New Way of Creating AI

The mimetic diagrams of neuron imitating element, which can imitate the movement of neural networks in charge of visual information processing in the human brain, using semiconductor carbon nanotubes.
The mimetic diagrams of neuron imitating element, which can imitate the movement of neural networks in charge of visual information processing in the human brain, using semiconductor carbon nanotubes.

 

South Korean researchers developed an artificial brain system which can learn by imitating the human brain and judge with its cognitive ability. The breakthrough is expected to implement artificial intelligence (AI) with low power consumption by applying to mobile and Internet of Things (IoT) devices.

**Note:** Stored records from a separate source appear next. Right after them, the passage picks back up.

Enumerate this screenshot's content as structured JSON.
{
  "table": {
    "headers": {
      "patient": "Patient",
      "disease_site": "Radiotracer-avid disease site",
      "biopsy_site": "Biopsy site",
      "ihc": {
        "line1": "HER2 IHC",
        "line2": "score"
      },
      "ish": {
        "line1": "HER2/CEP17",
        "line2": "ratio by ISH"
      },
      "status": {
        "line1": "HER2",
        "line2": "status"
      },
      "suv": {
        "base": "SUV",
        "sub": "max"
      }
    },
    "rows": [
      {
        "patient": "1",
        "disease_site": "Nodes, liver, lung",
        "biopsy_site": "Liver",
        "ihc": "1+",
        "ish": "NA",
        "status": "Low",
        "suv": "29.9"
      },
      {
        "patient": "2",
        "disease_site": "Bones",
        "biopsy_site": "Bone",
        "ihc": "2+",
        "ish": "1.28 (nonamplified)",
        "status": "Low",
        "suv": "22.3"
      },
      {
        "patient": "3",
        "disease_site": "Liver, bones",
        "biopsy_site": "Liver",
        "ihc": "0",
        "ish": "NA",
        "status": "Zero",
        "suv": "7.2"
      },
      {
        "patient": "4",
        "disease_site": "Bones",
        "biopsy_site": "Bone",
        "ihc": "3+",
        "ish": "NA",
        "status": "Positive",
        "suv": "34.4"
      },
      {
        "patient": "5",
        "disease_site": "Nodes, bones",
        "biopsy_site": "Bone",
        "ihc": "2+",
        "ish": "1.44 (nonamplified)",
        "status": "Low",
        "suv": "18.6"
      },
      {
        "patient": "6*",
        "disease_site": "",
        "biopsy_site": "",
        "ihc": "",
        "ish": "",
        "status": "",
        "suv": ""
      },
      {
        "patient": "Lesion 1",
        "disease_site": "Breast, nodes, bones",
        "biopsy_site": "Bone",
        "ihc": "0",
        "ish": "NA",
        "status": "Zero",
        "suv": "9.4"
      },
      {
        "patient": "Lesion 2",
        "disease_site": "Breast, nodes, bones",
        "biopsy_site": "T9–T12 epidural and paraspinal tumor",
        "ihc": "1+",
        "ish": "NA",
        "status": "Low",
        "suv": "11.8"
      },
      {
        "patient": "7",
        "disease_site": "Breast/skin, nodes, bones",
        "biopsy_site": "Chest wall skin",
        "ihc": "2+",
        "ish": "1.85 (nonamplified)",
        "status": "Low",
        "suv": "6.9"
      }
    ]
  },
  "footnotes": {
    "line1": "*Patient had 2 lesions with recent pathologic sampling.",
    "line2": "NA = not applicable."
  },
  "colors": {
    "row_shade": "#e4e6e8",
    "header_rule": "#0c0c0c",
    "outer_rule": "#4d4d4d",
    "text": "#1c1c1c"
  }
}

The research team led by Professor Choi Sung-jin of Kookmin University and Professor Kim Sung-ho of Sejong University announced on March 23 that it has developed “neuron imitating element,” which works like neurons in the human brain using carbon nanotubes. Traditional computers digitally encode information in bits that can be in one of two states, 0 or 1. However, the neuron imitating element is an electronic element that can process and learn information with an analog system like the human brain by imitating the electronic properties of neurons.

The research team simulated how the element recognizes human’s actual handwriting in cursive letters by applying the learning algorithm of neural networks in charge of visual information processing in the human brain. As a result, it could remember and identify different script images of each person through 60,000 times of iterative learning.

Its recognition accuracy of human’s cursive script image patterns reached 80 percent by improving analogue performance characteristics by 10 times. With the decrease in leakage current, power consumption is also expected to be down to one-hundredth of its original state, according to the research team. In particular, it was hard to make the existing neuron imitating element uniform in large areas but the research team succeeded in making it uniform with high density in large areas using carbon nanotubes which have high performance and safety. In addition, it succeeded in realizing the high integrated circuit by fundamentally eliminating interferences between elements with the new three-terminal element structure. The team then completed an artificial brain system by devising and applying a learning algorithm that can imitate the visual imaging process of human.

Professor Kim Sung-ho said, “It is meaningful in that we opened up another way of AI technology as we made the hardware itself work like the human brain.”

The findings of the research was published on ACS Nano, an international journal dedicated to nanoscience and technology.